In October 2017, Devin Lima was diagnosed with stage four adrenal cancer and had one kidney removed. The news was confirmed by Fischetti. Lima died of his cancer on November 21, 2018, at age 41.

===2019–present: O-Town reunion, Y2K Tour===
The final living member, Brad Fischetti, began touring with pop group O-Town in a series of dates during the Y2K tour.
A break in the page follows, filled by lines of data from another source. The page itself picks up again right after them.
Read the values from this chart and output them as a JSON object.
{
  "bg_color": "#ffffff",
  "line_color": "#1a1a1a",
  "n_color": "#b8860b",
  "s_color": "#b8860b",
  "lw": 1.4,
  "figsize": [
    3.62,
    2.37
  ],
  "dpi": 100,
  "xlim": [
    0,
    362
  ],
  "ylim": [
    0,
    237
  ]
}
He performed LFO songs in memory of Cronin and Lima, and vowed to keep the LFO legacy alive.

==Members==

=== Current ===
- Brad Fischetti (1995–2002, 2009, 2017–2018; 2024–present)

=== Former ===
- Rich Cronin (1995–2002, 2009; died 2010)
- Brian Gillis (1995–1998; died 2023)
- Devin Lima (1999–2002, 2009, 2017–2018; died 2018)

==Discography==

===Albums===

| Year | Album | Peak chart positions |  | Certifications (sales threshold) |
| US | UK |
| 1999 | LFO Released: August 24, 1999; Label: Arista; | 21 | 62 | RIAA: Platinum; MC: Gold; |
| 2001 | Life Is Good Released: June 26, 2001; Label: Arista; | 75 | — |  |

===Singles===

Year: Single; Chart positions; Album
US: AUS; CAN; GER; NZ; UK
1997: "(Sex U Up) The Way You Like It"; —^{[A]}; —; —; —; —; —; Non-album singles
"Step by Step": —; —; —; —; 79; —
1998: "Can't Have You" (featuring Kayo); 70; —; —; —; —; 54; LFO
1999: "Summer Girls"; 3; 71; 18; 56; 14; 16
"Girl on TV": 10; —; 39; 80; —; 6
2000: "I Don't Wanna Kiss You Goodnight"; 61; —; —; —; —; —
"West Side Story": 84; —; —; —; —; —
2001: "Every Other Time"; 44; —; —; 98; 18; 24; Life is Good
2002: "Life Is Good" (featuring M.O.P.); —; —; —; —; —; —
2017: "Perfect 10"; —; —; —; —; —; —; Non-album single

===Music videos===

| Year | Title | Director(s) | Note(s) |
| 1997 | "(Sex U up) The Way You Like It" | None | Debut single |
| "Step by Step" | Unknown | Cover version of song by boy band New Kids On The Block |
| 1998 | "Can't Have You" (feat. Kayo) | Unknown | Yvonne Elliman cover version. Features the Swedish singer Kayo. Final music video to feature Brian Gillis. |
| 1999 | "Summer Girls" | Marcus Raboy | First music video to feature Devin Lima. |
| "Girl on TV" | Gregory Dark | Features a guest appearance by Rich Cronin's then-girlfriend and actress Jennifer Love Hewitt |
| 2000 | "I Don't Wanna Kiss You Goodnight" | Gregory Dark |  |
| "West Side Story" | None |  |
| 2001 | "Every Other Time" | Marcus Raboy |  |
| 2002 | "Life Is Good" | Unknown |  |

==Notes==

- A "(Sex U Up) The Way You Like It" did not enter the Billboard Hot 100, but peaked at number 3 on the Bubbling Under Hot 100 Singles chart, which acts as a 25-song extension to the Hot 100.